マネジドケアの違法性をめぐる州検察の調査

 今年4月,マネジドケア業界最大手のエトナ社が,テキサス州から起こされていた訴訟について,第三者による利用審査の不服審査制度を採用するなど,その商法の見直しを行なうと同州との和解を発表した。エトナ社は,恭順の意を示してテキサス州と和解することが,相次ぐ集団訴訟に対する免罪符となることを期待したと言われている。

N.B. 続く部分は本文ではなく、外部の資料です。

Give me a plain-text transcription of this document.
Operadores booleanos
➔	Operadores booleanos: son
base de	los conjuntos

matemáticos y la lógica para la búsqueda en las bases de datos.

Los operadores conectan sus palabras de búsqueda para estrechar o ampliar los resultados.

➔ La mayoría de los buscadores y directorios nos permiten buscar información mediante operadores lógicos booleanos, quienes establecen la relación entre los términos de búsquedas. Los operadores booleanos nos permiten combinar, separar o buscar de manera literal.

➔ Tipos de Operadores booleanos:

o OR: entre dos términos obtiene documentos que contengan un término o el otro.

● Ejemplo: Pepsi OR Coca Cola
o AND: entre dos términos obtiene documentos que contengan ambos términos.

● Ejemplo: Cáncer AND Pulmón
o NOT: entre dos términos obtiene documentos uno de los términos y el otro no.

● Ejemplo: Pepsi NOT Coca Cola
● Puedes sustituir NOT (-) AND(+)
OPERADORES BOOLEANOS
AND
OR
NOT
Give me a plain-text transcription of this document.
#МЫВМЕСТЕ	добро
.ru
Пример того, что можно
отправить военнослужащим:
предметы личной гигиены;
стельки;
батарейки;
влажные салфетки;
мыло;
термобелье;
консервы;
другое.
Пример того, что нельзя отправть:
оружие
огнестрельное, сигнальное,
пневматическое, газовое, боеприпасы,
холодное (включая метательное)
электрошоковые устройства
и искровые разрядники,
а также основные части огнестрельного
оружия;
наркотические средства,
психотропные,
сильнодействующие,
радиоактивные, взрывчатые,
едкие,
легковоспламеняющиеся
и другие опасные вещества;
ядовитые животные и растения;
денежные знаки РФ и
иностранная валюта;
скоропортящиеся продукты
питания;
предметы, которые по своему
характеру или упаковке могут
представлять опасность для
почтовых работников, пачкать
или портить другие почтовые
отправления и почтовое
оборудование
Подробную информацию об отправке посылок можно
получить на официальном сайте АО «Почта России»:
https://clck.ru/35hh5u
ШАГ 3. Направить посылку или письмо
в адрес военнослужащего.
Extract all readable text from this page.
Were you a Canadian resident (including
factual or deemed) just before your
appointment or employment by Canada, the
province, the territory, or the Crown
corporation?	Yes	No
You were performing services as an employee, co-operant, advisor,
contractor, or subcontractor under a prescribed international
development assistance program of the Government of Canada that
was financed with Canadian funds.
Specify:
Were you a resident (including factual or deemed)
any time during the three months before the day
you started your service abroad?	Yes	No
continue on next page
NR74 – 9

 一方,テキサス州総検事のジョン・コーニン(共和党)がエトナ社と「抜け穴だらけの和解」を進めたのは,大統領選を闘う同州のジョージ・ブッシュ知事(共和党)に対する産業界の支持を集めるためだったと取りざたされている。マネジドケアに対する訴訟を起こしたのが前任の総検事(民主党)であった上に,コーニン総検事が共和党州総検事連合の顔役として「産業界に対する訴訟」を規制することを主張してきたことがこの憶測を呼んでいるのである。
 マネジドケアが利用審査の基準を明らかにしないまま医療行為の必要性を判定していることの違法性を調査しているコネティカット州総検事リチャード・ブルメンタールおよびニューヨーク州総検事エリオット・スピッツァーは,エトナ社とテキサス州の「和解」に惑わされることなくマネジドケアに対する調査を継続することを表明している。